Fifteen women, all with weapons of some sort, stood their ground. They were ready to fight. Lord Farris had a sword that would have cut them down like ripe wheat, and he looked them all in the eye, one by one. He saw there that they were all ready to die there, if they had to, and he hesitated.

Had they been men! Ah, had they only been men. There would have been a fight worthy of telling for the rest of their days. As it was, if he lifted his sword, he would forever more be known only as the man who chopped down fifteen women to save his own skin.

Lord Farris lowered his sword and allowed the women to take him, Danielle, and the old witch prisoner.

The women returned their prisoners to Cinderella, and she commanded them all placed in separate cells in the dungeon.
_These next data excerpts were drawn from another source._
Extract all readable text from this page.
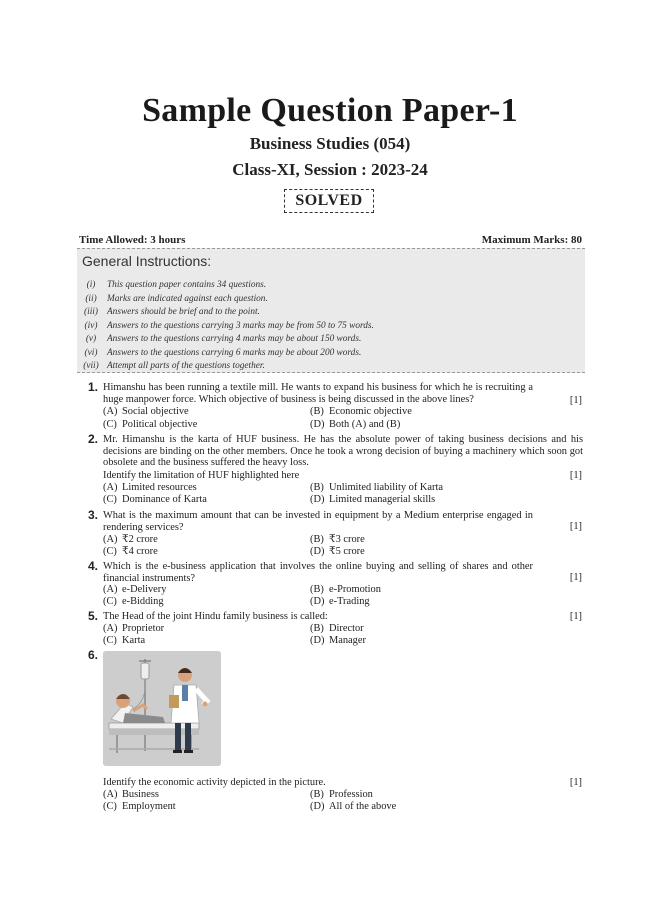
Sample Question Paper-1
Business Studies (054)
Class-XI, Session : 2023-24
SOLVED
Time Allowed: 3 hours	Maximum Marks: 80
General Instructions:
(i)	This question paper contains 34 questions.
(ii)	Marks are indicated against each question.
(iii) Answers should be brief and to the point.
(iv)	Answers to the questions carrying 3 marks may be from 50 to 75 words.
(v)	Answers to the questions carrying 4 marks may be about 150 words.
(vi)	Answers to the questions carrying 6 marks may be about 200 words.
(vii) Attempt all parts of the questions together.
1. Himanshu has been running a textile mill. He wants to expand his business for which he is recruiting a huge manpower force. Which objective of business is being discussed in the above lines?	[1]
(A) Social objective	(B) Economic objective
(C) Political objective	(D) Both (A) and (B)
2. Mr. Himanshu is the karta of HUF business. He has the absolute power of taking business decisions and his decisions are binding on the other members. Once he took a wrong decision of buying a machinery which soon got obsolete and the business suffered the heavy loss.
Identify the limitation of HUF highlighted here	[1]
(A) Limited resources	(B) Unlimited liability of Karta
(C) Dominance of Karta	(D) Limited managerial skills
3. What is the maximum amount that can be invested in equipment by a Medium enterprise engaged in rendering services?	[1]
(A) ₹2 crore	(B) ₹3 crore
(C) ₹4 crore	(D) ₹5 crore
4. Which is the e-business application that involves the online buying and selling of shares and other financial instruments?	[1]
(A) e-Delivery	(B) e-Promotion
(C) e-Bidding	(D) e-Trading
5. The Head of the joint Hindu family business is called:	[1]
(A) Proprietor	(B) Director
(C) Karta	(D) Manager
6.
Identify the economic activity depicted in the picture.	[1]
(A) Business	(B) Profession
(C) Employment	(D) All of the above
No sense allowing them the pleasure of each other’s company, and why let them cook up a good story together.

With that accomplished, Cinderella was finally able to go and see her Anna. It had been more than a month since Anna had tried to look in that awful mirror, and that long since Cinderella had seen her. She found her awake. (It seemed like Anna was always awake. Did this baby never sleep?) She called her name, and ran across the room to her. Anna tried to stand up against the crib when she called, and fell over right away. She blubbered and made some “Blblbbbbll zzzlllbbb” noises and grinned from ear to ear.

Anna had missed her mommy, too!

For the next week, no one tried to take Anna from Cinderella – not even for diaper changes.

Morning eventually came, and when it did, the castle was still safe. Nobody slept that night, but it was the best breakfast any of them had ever had!

In three days, the prisoners were brought before the prince and Cinderella. The justice of war is simple. The penalty for treason, spying, or unjust war is death. The old woman was guilty of treason, plain and simple. Danielle was guilty of spying. The Lord Farris was guilty of starting an unjust war. All three were judged worthy of death.

The Lord Farris, however, had shown honor in not killing the women who arrested him, so the prince felt compelled to extend some mercy to him. Danielle was the daughter of a Lord. And the old woman was no guiltier than the Lord Farris, so she should receive no crueler punishment than either of the other two. The prince was capable of handing out true justice, even when it is extreme, but he decided not to do so.

The prince arranged a merciful justice for them. The Lord Farris owned a rich tract of land that separated the prince’s realm from the king’s. Lord Farris surrendered that land to the prince, and vowed that none of the three of them would ever set foot in their land again. The Lord Farris also agreed to pay the price of reconstruction on each of the houses burned down, plus enough to buy fireproof roofs for all the buildings around the edge of the castle.

The prince and Cinderella walked their enemies to the gate, and gave them letters of safe passage through the kingdom. When their enemies had gone, and the gates were shut, they turned back and looked at all their people, and a shout went up from everyone. “Hip, Hip, Hoorah!” they shouted, and everyone smiled because the kingdom was safe again, and beautiful little Anna’s mother was home.

And they lived happily ever after.

Except that Anna had spent a lot of time with her fairy godmother over the last month, and she had learned many interesting things…
The End

2 comments:

DougALug said...

CP,

Very nice read (I siged at the length at first, but it was worth the time), for a while there it was sounding like Fractured Fairy Tales on the Rocky and Bullwinkle show.

God Bless
Doug

pearlie said...

codepoke,
finally, i got it all loaded up and finished reading your story and a good one at that :)
lol ... like Doug, I have to say I also sighed at the length but you had me at the first para.

hmmm ... have you read Roald Dahl's version of the Cinderella story?